Po dokładnym zastanowieniu zaczęliśmy szukać nowych przedmiotów. Coś, o czym byłoby naprawdę ciekawie porozmawiać. Okazało się, że jest. Naprawdę, musisz iść i popatrzeć. Główną część ekspozycji wypełniał sprzęt z czasów ZSRR, ale na obrzeżach można było znaleźć wiele ciekawych rzeczy. I znaleźliśmy.
Tak, prawdopodobnie, niestety dla większości czytelników, niestety, nie napiszemy ani nie pokażemy niczego specjalnego o naszych nowych środkach niszczenia. Niemniej jednak będą materiały dotyczące współczesnych wydarzeń w Rosji, których istotę nie zrozumieliśmy od razu. A kiedy zrozumieli, złapali szczery szum ze zrozumienia. Mamy nadzieję, że będziesz miał tylko pozytywne emocje.
Ogólnie rzecz biorąc, nawet w sześć dni omijanie wszystkiego, co jest prezentowane na wystawie, jest nierealne. To znaczy po prostu iść i zobaczyć w całości, ale rozmawiać, filmować, a nawet mówić ludziom, jest tu trudno.

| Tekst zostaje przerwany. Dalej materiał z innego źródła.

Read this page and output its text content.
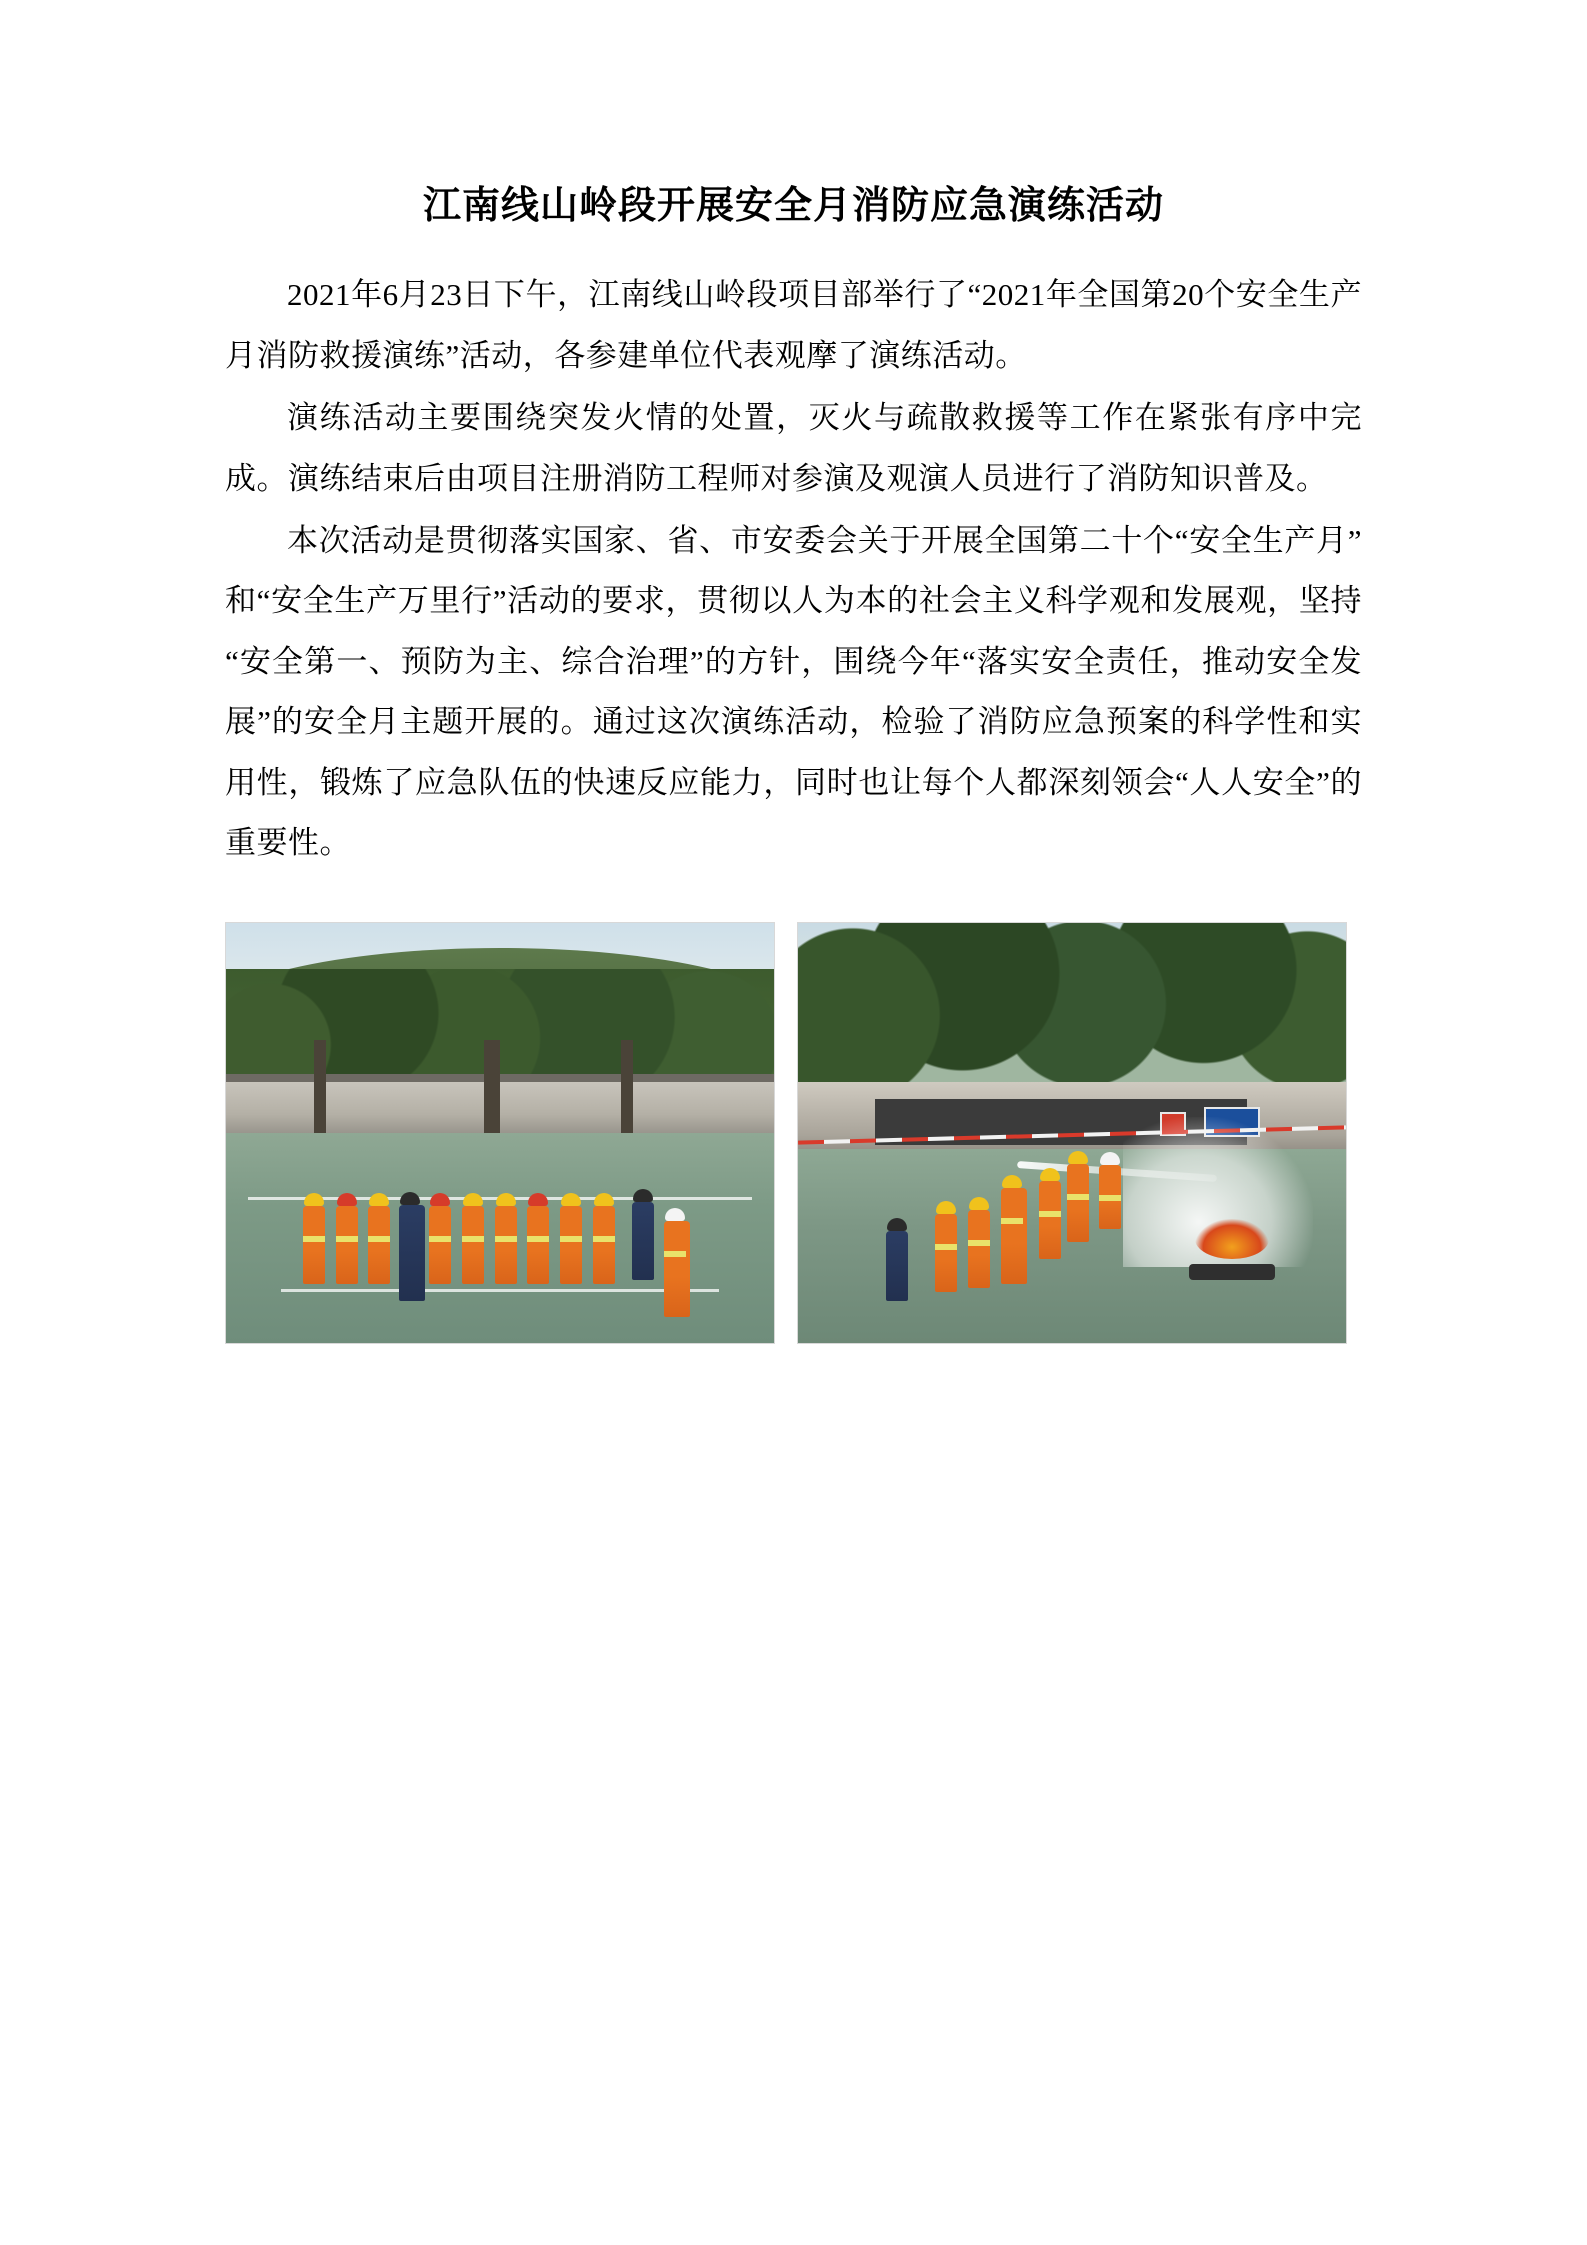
江南线山岭段开展安全月消防应急演练活动

2021年6月23日下午，江南线山岭段项目部举行了“2021年全国第20个安全生产月消防救援演练”活动，各参建单位代表观摩了演练活动。

演练活动主要围绕突发火情的处置，灭火与疏散救援等工作在紧张有序中完成。演练结束后由项目注册消防工程师对参演及观演人员进行了消防知识普及。

本次活动是贯彻落实国家、省、市安委会关于开展全国第二十个“安全生产月”和“安全生产万里行”活动的要求，贯彻以人为本的社会主义科学观和发展观，坚持“安全第一、预防为主、综合治理”的方针，围绕今年“落实安全责任，推动安全发展”的安全月主题开展的。通过这次演练活动，检验了消防应急预案的科学性和实用性，锻炼了应急队伍的快速反应能力，同时也让每个人都深刻领会“人人安全”的重要性。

Nie zawsze niestety ludzie, którzy potrafią się rozwijać i uosabiać „coś jest” w metalu, mogą o tym pięknie opowiedzieć przed kamerą. Ale wszyscy próbowali.
Ogólnie wrażenia z forum były pozytywne. Jeśli odłożymy na bok jakieś, szczerze mówiąc, przekręcenia organizatorów (np. niezrównany pomysł płatnego parkowania) i odwieczny bałagan wojskowy, to bardzo dobrze.
Ale jest tylko jedno pytanie. Dlaczego nie możesz pokazać Rosjanom za co płacą? Dlaczego najnowsze wydarzenia widzimy w akcji tylko w telewizji i bez najmniejszego komentarza? Taka dziwna postawa. Uważnie obserwując flagi na przełęczach, z tego co wiem widziałem Chiny, Wietnam, Emiraty, Brazylię, Indie, Pakistan, Iran. Po prostu milczę o krajach afrykańskich, po drodze byli tam wszyscy, którzy mieli pieniądze. Chociaż ci, którzy nie mają, też mieli.
To był chyba największy minus. Oczywiście chciałem zobaczyć nasze nowe produkty wprost, ale jeśli to niemożliwe, to niemożliwe.
W przeciwnym razie można powiedzieć, że forum odniosło sukces. Było bardzo dobrze, jeśli chodzi o wsparcie informacyjne, w tym roku było więcej wolontariuszy studenckich, którzy starali się pomóc w znalezieniu tego czy innego obiektu. I to prawie zawsze działało.
Było wielu studentów medycyny wyposażonych w radio na rowerach trójkołowych z apteczkami pierwszej pomocy. Dla chętnych była nawet wypożyczalnia rowerów. Ale najpopularniejszym pojazdem, po autobusach, które jeździły między klastrami, był składany skuter.
Oceniając naszą pracę uważam, że wyszła całkiem nieźle. Dużo widzieliśmy, dużo filmowaliśmy. Myślimy więc, że każdemu się spodoba. I zacznijmy być może od nowego klastra, który powinien zostać otwarty dopiero na początku forum, klastra VKS.